Le 4 février, sans excuse ni explication, la CIA a mis fin à la publication de son Etat du monde. Un livre de référence, publié chaque année depuis soixante ans, qui offrait une perspective unique sur les pays et les menaces à venir - et dont le grand public devra désormais se passer. Peut-être était-il temps, alors, de développer une vision européenne. C'est ce que proposent les éditions Nouveau Monde, avec la parution le 1er juillet de L'état des menaces, ouvrage compilant les meilleurs rapports des services de renseignement du continent. Son contenu donne le vertige. L'Express vous en présente plusieurs extraits.
Dans le panorama identifié par les agences européennes, nous avons cependant choisi de nous concentrer sur deux d'entre elles, très récurrentes : la Russie et la Chine. Les deux puissances redoublent d'ingéniosité pour cibler le continent. Vous découvrirez comment Pékin et Moscou veulent faire main basse sur l'Arctique. Mais aussi un travail de prospective sur l'après-guerre en Ukraine, qui pourrait devenir le terrain de jeu des groupes criminels russes. Ou encore la manière dont la Chine utilise TikTok et les LLM (les intelligences artificielles conversationnelles) pour mener sa guerre cognitive contre le Vieux Continent. Les procédés sont différents, mais le but est similaire : diviser, saper la confiance, cultiver le chaos.

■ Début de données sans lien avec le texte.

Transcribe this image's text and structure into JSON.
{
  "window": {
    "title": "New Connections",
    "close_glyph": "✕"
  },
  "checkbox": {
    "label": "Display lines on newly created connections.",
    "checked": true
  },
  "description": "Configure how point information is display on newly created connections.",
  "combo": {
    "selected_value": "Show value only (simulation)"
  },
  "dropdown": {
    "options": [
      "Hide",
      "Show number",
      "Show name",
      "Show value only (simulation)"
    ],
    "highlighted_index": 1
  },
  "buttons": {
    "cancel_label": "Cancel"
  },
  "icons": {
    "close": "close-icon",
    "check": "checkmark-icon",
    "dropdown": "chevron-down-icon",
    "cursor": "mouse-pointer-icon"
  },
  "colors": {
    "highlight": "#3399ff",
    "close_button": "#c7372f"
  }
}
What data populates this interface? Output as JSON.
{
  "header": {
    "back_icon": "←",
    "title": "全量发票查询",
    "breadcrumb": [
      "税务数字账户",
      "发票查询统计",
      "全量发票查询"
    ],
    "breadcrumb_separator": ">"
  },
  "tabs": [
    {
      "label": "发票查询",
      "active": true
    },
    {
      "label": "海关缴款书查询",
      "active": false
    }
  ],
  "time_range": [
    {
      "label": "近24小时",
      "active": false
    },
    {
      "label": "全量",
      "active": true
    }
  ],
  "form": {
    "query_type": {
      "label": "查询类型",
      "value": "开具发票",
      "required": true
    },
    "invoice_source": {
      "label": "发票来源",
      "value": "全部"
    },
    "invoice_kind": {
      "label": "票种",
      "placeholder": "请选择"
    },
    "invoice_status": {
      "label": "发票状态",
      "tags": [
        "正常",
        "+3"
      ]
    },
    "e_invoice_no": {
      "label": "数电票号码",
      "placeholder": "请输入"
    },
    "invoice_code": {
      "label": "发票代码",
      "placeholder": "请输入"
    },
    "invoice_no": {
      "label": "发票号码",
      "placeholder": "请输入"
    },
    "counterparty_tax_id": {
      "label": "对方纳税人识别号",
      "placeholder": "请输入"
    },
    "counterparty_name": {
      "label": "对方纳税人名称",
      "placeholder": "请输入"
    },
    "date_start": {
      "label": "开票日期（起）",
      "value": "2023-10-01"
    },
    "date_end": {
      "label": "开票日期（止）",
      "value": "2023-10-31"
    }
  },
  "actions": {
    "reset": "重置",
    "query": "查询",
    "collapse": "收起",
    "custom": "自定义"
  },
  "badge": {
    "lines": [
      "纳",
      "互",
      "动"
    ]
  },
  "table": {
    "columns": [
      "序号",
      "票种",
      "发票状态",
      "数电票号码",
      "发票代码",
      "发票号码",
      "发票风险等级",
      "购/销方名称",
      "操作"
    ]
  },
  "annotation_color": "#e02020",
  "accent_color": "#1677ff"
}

Cette sélection exclut d'autres menaces de l'ouvrage qui méritent pourtant attention. Un rapport, produit par le service de renseignement extérieur estonien, est d'un cynisme affolant : il décrit comment Moscou appâte des étudiants africains dans ses universités pour mieux les envoyer combattre en Ukraine. D'autres sujets touchent directement le continent. Parmi eux, on retiendra celui du terrorisme djihadiste. "Les risques découlant des activités du Hamas sur le sol européen ont par ailleurs augmenté", note le renseignement italien, "notamment en raison de son implication dans la circulation d'armes et dans d'éventuels projets hostiles visant des cibles israéliennes et juives".
Autre sujet d'inquiétude : l'essor d'une criminalité toujours plus agressive et transnationale. Devenus les supplétifs des Etats, les réseaux criminels exploitent les "vulnérabilités pour déstabiliser l'UE et ses Etats membres", met en garde Europol, l'instance de coopération policière du continent. La corruption, l'instrumentalisation des flux de migrants et la cyberguerre font partie de leurs armes de choix. Les menaces existent même entre alliés. Avant les coups de force de Donald Trump, les Etats-Unis n'ont pas hésité à cibler l'Europe, employant l'arme du droit à leur propre avantage. Le rapport de l'Electronic Privacy Information Center, une ONG américaine, décrit comment un décret signé par le président Biden a "accru la collecte de données en masse", piétinant la vie privée des citoyens européens. Les Etats n'ont pas d'amis, ils n'ont que des intérêts, disait de Gaulle. L'état des menaces l'illustre plus que jamais.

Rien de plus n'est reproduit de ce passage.